Hello darkness, my old friend;
I've come to talk with you again.
Because a vision softly creeping,
Left its image while I was sleeping.
And the vision that was planted in my brain,
It still remains............in my closet.

 Hi everyone;
  Over the weekend, I've had time to consider my closet.   It's a theme I've thought about numerous times, so I hope you don't mind, but it's on my mind a lot.  But, perhaps that's just the thing:  As we think on something we come closer to the solution, and conversely, as we avoid something we hide from the very truth of it.  So, in order to be in control of my very life, I need to be in control of my closet - as it were - and that requires that I,at least, know the truth and can be comfortable with that truth. 
The Media and America
  The concept of a translucent closet is likely not new.  There have been some celebrities who came out only to have the world utter "duh".  And, there have been others who were dragged out kicking and screaming by a media and public intent upon knowing every iota of a celebrity's life - whether that tidbit of information is relevant to the world or not.  And, while some celebrities at least have the finances to leave their situation if need be, there are many who are not so blessed.  I read a story of a teenager who was quite forcibly removed from his closet by the betrayal of his brother, only to then be kicked out of his house at 15 to live on the streets where he was robbed, raped, beaten and starved before finding his way.  He still somehow is gay - even after all that negativity attached to the concept.  He must choose being gay over living at home, huh?
  So, who am I and what do I want from life?  I think I deserve to have a life the way I want, for the most part, don't you?  After all, I am a homeowner, ok - the mortgagor still owns a fair portion, I work more than a 40 hour week, I help my neighbors, I volunteer with community stray animal rescue, I pay my taxes, pay my bills and obligations, don't speed..... much....
But, somehow, I don't count as much to society as the guy who has children - even who has numerous children that he doesn't care for. ?
  America has lost its' mind.  Like a bunch of sheep, it has allowed hypocrites and control freaks to declare, dictate, legislate and politicize my very freedom.  Who are they?  Where are they when my feet are cold, when I ache from loneliness and just want to know that I'm loved?  Why do they get a vote on who shares my bed, my life, when they aren't willing to be in my bed or my life?  This is not the way I wanted this article to go, but dammit I'm angry that groups like NOM and others get to put in their two cents when, quite frankly, they don't care!

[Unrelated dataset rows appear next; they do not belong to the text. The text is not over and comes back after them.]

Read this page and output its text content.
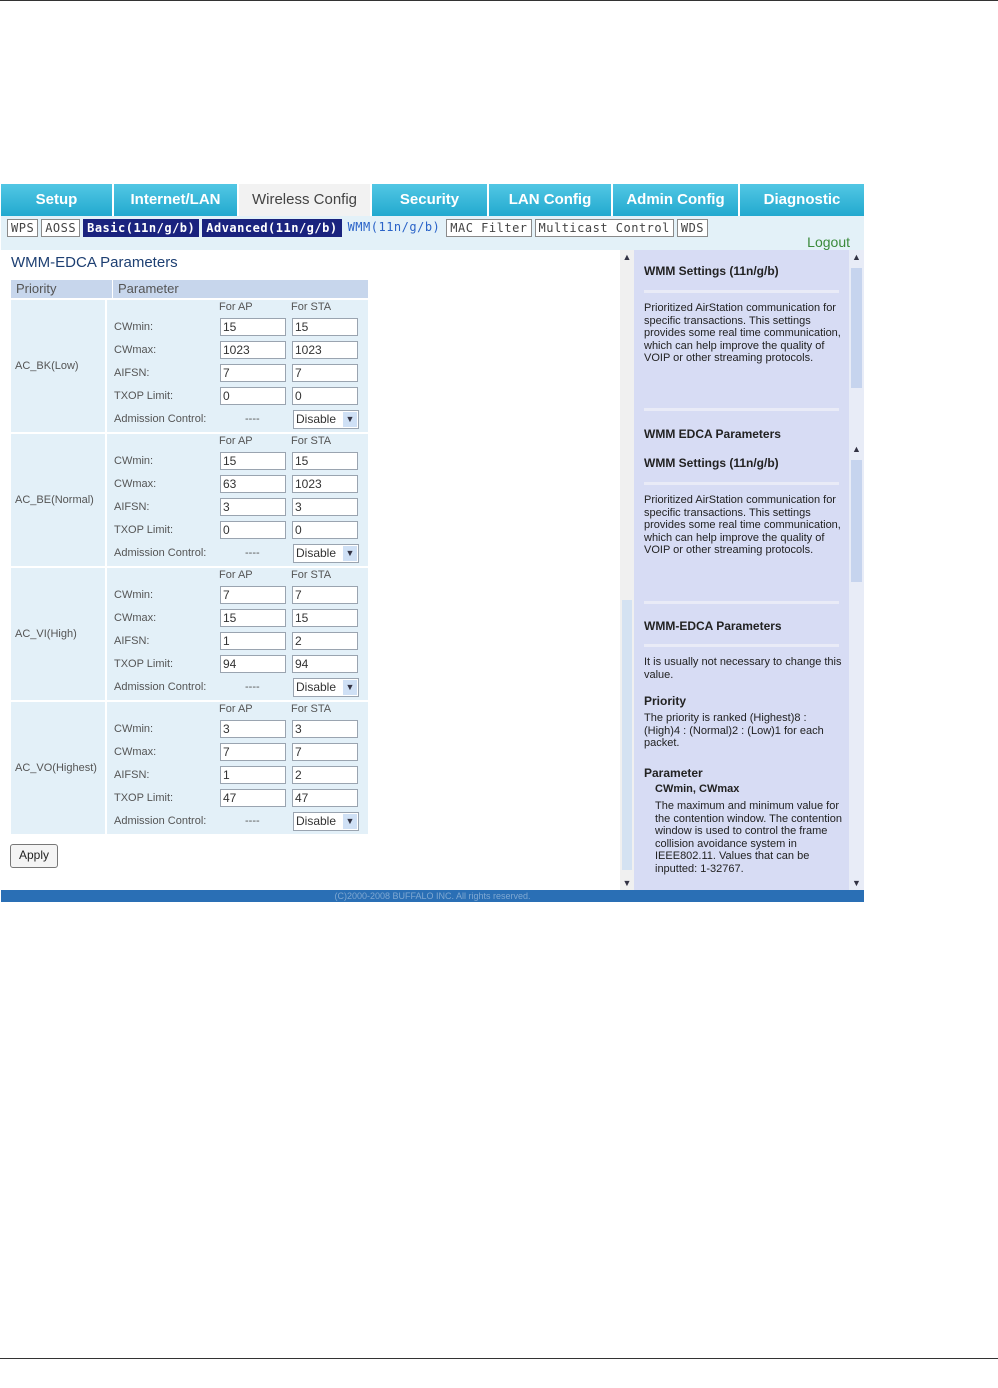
Setup	Internet/LAN	Wireless Config	Security	LAN Config	Admin Config	Diagnostic
WPS AOSS Basic(11n/g/b) Advanced(11n/g/b) WMM(11n/g/b) MAC Filter Multicast Control WDS
Logout
WMM-EDCA Parameters
Priority	Parameter
AC_BK(Low)
For AP	For STA
CWmin:	15	15
CWmax:	1023	1023
AIFSN:	7	7
TXOP Limit:	0	0
Admission Control:	----	Disable ▼
AC_BE(Normal)
For AP	For STA
CWmin:	15	15
CWmax:	63	1023
AIFSN:	3	3
TXOP Limit:	0	0
Admission Control:	----	Disable ▼
AC_VI(High)
For AP	For STA
CWmin:	7	7
CWmax:	15	15
AIFSN:	1	2
TXOP Limit:	94	94
Admission Control:	----	Disable ▼
AC_VO(Highest)
For AP	For STA
CWmin:	3	3
CWmax:	7	7
AIFSN:	1	2
TXOP Limit:	47	47
Admission Control:	----	Disable ▼
Apply
▲
▼
WMM Settings (11n/g/b)
Prioritized AirStation communication for specific transactions. This settings provides some real time communication, which can help improve the quality of VOIP or other streaming protocols.
WMM EDCA Parameters
WMM Settings (11n/g/b)
Prioritized AirStation communication for specific transactions. This settings provides some real time communication, which can help improve the quality of VOIP or other streaming protocols.
WMM-EDCA Parameters
It is usually not necessary to change this value.
Priority
The priority is ranked (Highest)8 : (High)4 : (Normal)2 : (Low)1 for each packet.
Parameter
CWmin, CWmax
The maximum and minimum value for the contention window. The contention window is used to control the frame collision avoidance system in IEEE802.11. Values that can be inputted: 1-32767.
▲
▲
▼
(C)2000-2008 BUFFALO INC. All rights reserved.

  Well, angry is not how I want to live my life.... let me tell you about this dream I had last night:  I lived a great portion of my childhood within biking distance of the beach.  And, during my 14th summer, that is where I spent the majority of my days.  I would ride there in the morning after my chores were done, spend the day with friends or even alone in the sun and the surf, turning brown in the sun, then come home before the parents to finish off any chores before dinner.  It was a good summer, and quite frankly, my last good summer.  So, perhaps that's why I still dream of it at times.   And, that's where I was last night.  No one cared that I was holding hands with another man, that we were in love, that we were "out in the open".  We were just us, among a bunch of other "us"es.  It was a beautiful dream.